If you can talk with crowds and keep your virtue,   
    Or walk with Kings—nor lose the common touch,
If neither foes nor loving friends can hurt you,
    If all men count with you, but none too much;
If you can fill the unforgiving minute
    With sixty seconds’ worth of distance run,   
Yours is the Earth and everything that’s in it,   
    And—which is more—you’ll be a Man, my son!

  Time to get back to my studies and exercise. I had been waiting for someone who had said he'd like to wade through Ideas Have Consequences with me, but I don't think it's going to happen. I get to start over, Alone Again Naturally.
  I've finished memorizing She Walks In Beauty, by Lord Byron, and now I'm beginning If, by Kipling, with my 10-year-old student. I want him to have these words of wisdom in his head forever, and it's about time I put them in mine.
  I keep thinking that it should look more apparent to the world that I'm accomplishing things. "What are you up to these days?"  - "Oh, so much! Thinking a lot. Memorizing poetry. Writing some, too. Reading some profound books."      ......... Awkward. People want to see physical results. Dollars and cents. Or at least the Great American Novel.   I see myself changing, growing up, adopting wiser ways of seeing things. But that stuff doesn't show up in everyday interaction with the folks about town. Boo.

Monday, June 17, 2019

Yvonne got home from Kentucky, and brought this for her Dad. I had thought these were hard to find there, but there seem to be more than I expected.
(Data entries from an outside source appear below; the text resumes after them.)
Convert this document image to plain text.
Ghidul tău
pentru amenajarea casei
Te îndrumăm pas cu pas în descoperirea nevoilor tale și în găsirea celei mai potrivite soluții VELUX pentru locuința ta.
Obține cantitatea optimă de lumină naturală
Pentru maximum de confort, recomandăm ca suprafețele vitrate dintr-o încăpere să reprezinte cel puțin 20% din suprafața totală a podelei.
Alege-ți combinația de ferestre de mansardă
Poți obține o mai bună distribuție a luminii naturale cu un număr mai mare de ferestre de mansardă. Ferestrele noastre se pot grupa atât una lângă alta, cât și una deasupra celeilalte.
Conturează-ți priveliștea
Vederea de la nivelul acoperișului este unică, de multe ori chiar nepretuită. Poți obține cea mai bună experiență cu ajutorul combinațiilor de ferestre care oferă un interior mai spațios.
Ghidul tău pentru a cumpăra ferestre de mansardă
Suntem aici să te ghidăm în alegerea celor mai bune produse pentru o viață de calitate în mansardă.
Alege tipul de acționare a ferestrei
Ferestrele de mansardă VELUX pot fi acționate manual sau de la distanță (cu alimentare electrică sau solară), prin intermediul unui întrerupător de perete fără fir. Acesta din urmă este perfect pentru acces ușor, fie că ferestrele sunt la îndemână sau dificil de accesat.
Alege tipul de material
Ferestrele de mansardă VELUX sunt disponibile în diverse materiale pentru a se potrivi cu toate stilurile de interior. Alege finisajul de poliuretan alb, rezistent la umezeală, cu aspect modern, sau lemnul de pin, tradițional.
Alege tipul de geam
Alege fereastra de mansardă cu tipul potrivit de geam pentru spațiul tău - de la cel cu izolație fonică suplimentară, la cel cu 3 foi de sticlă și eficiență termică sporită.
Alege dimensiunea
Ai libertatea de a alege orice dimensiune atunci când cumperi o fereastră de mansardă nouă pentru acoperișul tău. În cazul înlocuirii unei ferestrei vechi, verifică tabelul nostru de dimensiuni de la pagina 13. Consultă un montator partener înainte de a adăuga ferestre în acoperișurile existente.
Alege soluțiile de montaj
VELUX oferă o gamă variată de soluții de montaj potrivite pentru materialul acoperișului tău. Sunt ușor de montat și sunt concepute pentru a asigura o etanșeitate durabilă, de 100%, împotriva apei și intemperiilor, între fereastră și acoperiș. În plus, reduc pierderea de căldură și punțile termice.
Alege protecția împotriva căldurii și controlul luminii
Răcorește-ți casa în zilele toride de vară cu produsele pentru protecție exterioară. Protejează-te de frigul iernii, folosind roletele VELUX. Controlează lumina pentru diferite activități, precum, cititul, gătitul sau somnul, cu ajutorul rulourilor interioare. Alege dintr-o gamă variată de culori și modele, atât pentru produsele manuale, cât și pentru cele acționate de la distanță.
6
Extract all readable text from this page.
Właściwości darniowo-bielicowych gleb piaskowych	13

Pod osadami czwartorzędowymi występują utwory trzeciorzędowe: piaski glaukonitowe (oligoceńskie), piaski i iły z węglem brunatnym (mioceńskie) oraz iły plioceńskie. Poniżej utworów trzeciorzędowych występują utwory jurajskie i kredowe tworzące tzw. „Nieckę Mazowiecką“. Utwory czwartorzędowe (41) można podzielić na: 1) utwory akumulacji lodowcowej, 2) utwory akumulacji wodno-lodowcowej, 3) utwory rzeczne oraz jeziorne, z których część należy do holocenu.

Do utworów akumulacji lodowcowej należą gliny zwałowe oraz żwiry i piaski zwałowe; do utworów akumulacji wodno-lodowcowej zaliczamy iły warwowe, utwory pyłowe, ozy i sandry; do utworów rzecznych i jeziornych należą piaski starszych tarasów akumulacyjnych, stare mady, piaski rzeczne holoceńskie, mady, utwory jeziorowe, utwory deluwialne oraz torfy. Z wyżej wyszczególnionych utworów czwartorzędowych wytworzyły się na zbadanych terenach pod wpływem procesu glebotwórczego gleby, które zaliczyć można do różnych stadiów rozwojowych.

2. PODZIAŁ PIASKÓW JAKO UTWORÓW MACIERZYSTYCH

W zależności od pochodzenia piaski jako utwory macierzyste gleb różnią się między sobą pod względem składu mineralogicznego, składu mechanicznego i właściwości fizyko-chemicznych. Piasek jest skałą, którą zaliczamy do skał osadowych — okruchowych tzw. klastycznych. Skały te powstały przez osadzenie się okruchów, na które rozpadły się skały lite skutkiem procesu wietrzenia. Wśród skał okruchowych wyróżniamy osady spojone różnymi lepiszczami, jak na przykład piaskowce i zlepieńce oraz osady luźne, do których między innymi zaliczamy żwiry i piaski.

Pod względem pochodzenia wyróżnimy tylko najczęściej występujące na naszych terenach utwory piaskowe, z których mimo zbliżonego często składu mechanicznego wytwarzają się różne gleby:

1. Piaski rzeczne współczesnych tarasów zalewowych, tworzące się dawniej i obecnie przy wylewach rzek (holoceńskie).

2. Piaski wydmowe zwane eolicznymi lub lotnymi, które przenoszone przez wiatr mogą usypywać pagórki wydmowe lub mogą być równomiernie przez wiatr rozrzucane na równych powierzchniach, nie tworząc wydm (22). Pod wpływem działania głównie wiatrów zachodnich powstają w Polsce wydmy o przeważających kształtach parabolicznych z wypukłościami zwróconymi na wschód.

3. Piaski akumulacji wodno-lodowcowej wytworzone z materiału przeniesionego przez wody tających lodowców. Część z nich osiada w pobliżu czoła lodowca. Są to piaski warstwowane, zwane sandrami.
My first tart tatin. Easy as pie - think I'll do it again!

Sunday, June 16, 2019

One of the logos being considered for our restaurant and brewery. I like it a lot. The 602 is not the address, but the zip code. Our brewery will put Bastrop on the map. 

HAPPY FATHER'S DAY!
Adorable cousins......
                                                 Jad and Yvonne, Lebanon, 1992

Jad and Yvonne, Milan, 2016
By my nephew, Jad Ghoreyeb.
From IN A GONDOLA
           - Robert Browning

The moth's first kiss!
Kiss me as if you made believe
You were not sure, this eve,
How my face, your flower, had pursed
Its petals up; so, here and there
You brush it, till I grow aware
Who wants me, and wide ope I burst.

The bee's kiss now!
Kiss me as if you entered gay
My heart at some noonday,
A bud that dares not disallow
The claim, so all is rendered up,
And passively its shattered cup
Over your head to sleep I bow.


Saturday, June 15, 2019




Lunch with my daughter-in-law the other day, at the Mexican restaurant a couple of miles from our house, which was our first restaurant building. We rented it to the fine family from Mexico for quite some time, and then sold it to them. But it still feels like ours. Our handprints are in the concrete at the doors. The spot where Hubby (Everybody Loves Raymond!) first made his mark on our town. It will always be ours, in some ways.......  ๐Ÿ’–
  These last two weeks I've had the granddaughter just about every day. The best life I could ask for. She's a joy all the time, even when she's wearing me out completely. Because she never holds still, is always busy, and always looking for things to get into. Playing with her is the most fun in the world.  But leaves precious little time for poetry and posting profound things on my blog. haha....
  I have her again today, and tomorrow all five kids will be coming out for Father's Day, including our daughter who's returning tomorrow from a few weeks in Kentucky. Can't wait to see her and hear all her adventures.....    Dinner for probably ten. Whew!

Thursday, June 13, 2019


I had decided not to have a garden until fall this year, because summer is so bloomin' hot, it takes all the fun out of it. So I'm using my tanks that I usually plant in, for compost. And I now have a crop of roma tomatoes coming along quite nicely!  haha ...... And a baby avocado tree too, if I'm not mistaken.